33 U.S.C. § 1321(c)(1) (1982).

[2] Section 1321(f)(1) of Title 33 of the United States Code provides:

Except where an owner or operator can prove that a discharge was caused solely by (A) an act of God, (B) an act of war, (C) negligence on the part of the United States Government, or (D) an act or omission of a third party without regard to whether any such act or omission was or was not negligent, or any combination of the foregoing clauses, such owner or operator of any vessel from which oil or a hazardous substance is discharged in violation of subsection (b)(3) of this section shall, notwithstanding any other provision of law, be liable to the United States Government for the actual costs incurred under subsection (c) of this section for the removal of such oil or substance by the United States Government in an amount not to exceed, in the case of an inland oil barge $125 per gross ton of such barge, or $125,000, whichever is greater, and in the case of any other vessel, $150 per gross ton of such vessel (or, for a vessel carrying oil or hazardous substances as cargo, $250,000), whichever is greater, except that where the United States can show that such discharge was the result of willful negligence or willful misconduct within the privity and knowledge of the owner, such owner or operator shall be liable to the United States Government for the full amount of such costs. Such costs shall constitute a maritime lien on such vessel which may be recovered in an action in rem in the district court of the United States for any district within which any vessel may be found. The United States may also bring an action against the owner or operator of such vessel in any court of competent jurisdiction to recover such costs.
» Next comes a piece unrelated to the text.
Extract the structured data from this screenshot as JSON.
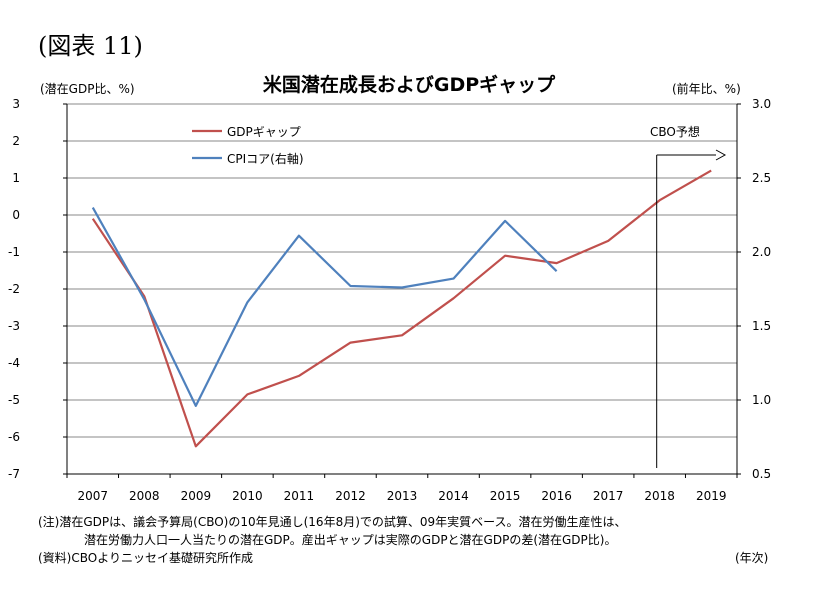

33 U.S.C. § 1321(f)(1) (1982).

[3] Testifying in support of the legislation, Assistant Attorney General John W. Douglas listed five reasons why general statutes of limitations on governmental claims were appropriate:

(1) The limitations would tend to equalize the position of litigants in federal court, whether the case be by or against the government or between private parties.

(2) The limitations would lead to more effective and fair conduct of government litigation.

(3) The limitations would lessen the costs of keeping records, and of detecting and collecting on old claims.

(4) The limitations would eliminate the assertion of stale government claims.

(5) The limitations would enable potential defendants to put to one side eventually the thought of possible suits against them.

[4] Cove argues that the recent introduction of H.R. 1232, a bill designed to replace FWPCA, contains a three-year statute of limitations and evidences Congress' intent that a three-year limitation applies. This bill is not yet adopted, and is not entitled to any weight. United States v. Shawnee, Inc., 608 F.Supp. 649, 650 (S.D.N.Y. 1985).